Me acosté en el suelo, a su lado.
Estaba extrañamente calma, despierta pero calma, los ojos abiertos mirando hacia arriba, hacia la parte inferior de las tablas que componían la mesa de la cocina. Puse mi boca contra su oreja y le susurré con voz de teleteatro:
- Carolina.  Carolina. ¿Quién te hizo tan hermosa, quién te condenó a ser tan atractiva?
Ella se mantuvo inmóvil, salvo un pequeño temblor en sus párpados que noté por estar mi cara pegada a la de ella.  El ojo más cercano sufría unos casi imperceptibles tics, como queriendo girar hacia mi lado y siendo reprimido una y otra vez, obligado a volver a mirar hacia arriba y desentenderse de lo que sucedía a su lado. Me causó algo de pena tanto esfuerzo por minimizar lo que debía aterrarla seguramente: lo que se venía. Y comprendí que otra vez debía remar contra la corriente, que no habría empatía y que el placer, como casi siempre, iba a ser solitario. Eso me puso de mal humor y traté de controlarme, porque deseaba una  relación suave, prolongada, sin apuro, en la que se pudiera paladear cada movimiento, cada idea, cada segundo transcurrido, volver consciente al tiempo en el movimiento de cada músculo, en el roce de cada centímetro de piel, detenerlo prácticamente al apoyar los labios sobre sus lugares más sensibles, deslizarlos eternamente en el más minúsculo trayecto que llevara al éxtasis más profundo e inapresable, transformar en inacabable el deleite más efímero.

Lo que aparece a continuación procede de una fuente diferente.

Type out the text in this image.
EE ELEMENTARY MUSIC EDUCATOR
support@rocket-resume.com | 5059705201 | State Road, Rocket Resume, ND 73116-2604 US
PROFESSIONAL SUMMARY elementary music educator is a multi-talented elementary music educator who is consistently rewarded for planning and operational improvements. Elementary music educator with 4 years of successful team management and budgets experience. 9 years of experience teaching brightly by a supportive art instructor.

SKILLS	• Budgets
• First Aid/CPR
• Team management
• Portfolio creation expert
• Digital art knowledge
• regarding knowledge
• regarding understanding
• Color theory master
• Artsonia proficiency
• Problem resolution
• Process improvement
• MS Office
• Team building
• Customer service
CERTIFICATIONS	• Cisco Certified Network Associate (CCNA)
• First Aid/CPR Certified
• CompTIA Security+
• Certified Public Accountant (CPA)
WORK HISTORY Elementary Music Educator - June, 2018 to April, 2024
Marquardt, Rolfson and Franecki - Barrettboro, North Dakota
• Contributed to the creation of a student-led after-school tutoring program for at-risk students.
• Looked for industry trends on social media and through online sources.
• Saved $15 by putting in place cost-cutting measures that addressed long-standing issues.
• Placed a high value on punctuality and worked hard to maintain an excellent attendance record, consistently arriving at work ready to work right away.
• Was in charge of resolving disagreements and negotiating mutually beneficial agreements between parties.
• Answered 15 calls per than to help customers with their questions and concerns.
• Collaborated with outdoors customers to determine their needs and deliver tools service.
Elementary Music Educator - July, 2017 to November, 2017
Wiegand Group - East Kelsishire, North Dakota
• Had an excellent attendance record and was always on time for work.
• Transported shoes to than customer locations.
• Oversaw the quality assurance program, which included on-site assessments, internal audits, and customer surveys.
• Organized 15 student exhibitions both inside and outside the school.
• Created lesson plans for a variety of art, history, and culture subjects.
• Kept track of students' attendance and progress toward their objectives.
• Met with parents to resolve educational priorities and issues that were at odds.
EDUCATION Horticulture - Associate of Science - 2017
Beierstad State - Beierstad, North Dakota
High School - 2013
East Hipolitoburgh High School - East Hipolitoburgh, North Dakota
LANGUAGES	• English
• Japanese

¡Carolina! Cuantos deseos alrededor de tu nombre, cuanta desdicha en la realidad verdadera, en la situación. Pero esa era mi obra y debía continuar de la manera que fuera  y continuó, vaya si continuó.  Carolina resistió como pudo, no se entregó en ningún momento pero yo seguí adelante, olvidando mis pretenciosos sueños y tratando de sacar el mayor fruto posible de las circunstancias. Ella era muy joven, estrecha y virgen, así que sufrió bastante cuando finalmente la penetré y a partir de allí, a partir de dejar de ser virgen, todo se le hizo muy cuesta arriba. No le saqué la mordaza porque me hubiera aturdido y desconcentrado con sus gritos, pero sus ojos lo decían todo.  Se le inyectaron en sangre y desorbitaron al máximo, parecían que iban a estallar. Lo curioso, pensé después, es que no lloraron, en ningún momento soltó sus lágrimas. Lástima, porque hubiera sido mejor que llorara, se hubiera descargado un poco a través de esas gotitas calientes que se llevan parte de las desdichas.  Yo tuve lo mío, no tanto lo como había pensado, ya lo dije, pero de todas maneras por lo menos tan bueno como con la otra. ¡Gloria a Dios en las alturas! Miserias de este mundo, por más  que uno planifique y se desviva por algo, las cosas van a ser como quieren ser y nada las va a sacar de ese lugar.  Cuando terminé busqué otra botella del magnífico vino que había allí y rumbié para mi pieza a descansar. Es verdad que el amor es una de las tareas más cansadoras que hay. Ni me acordé de Jimena.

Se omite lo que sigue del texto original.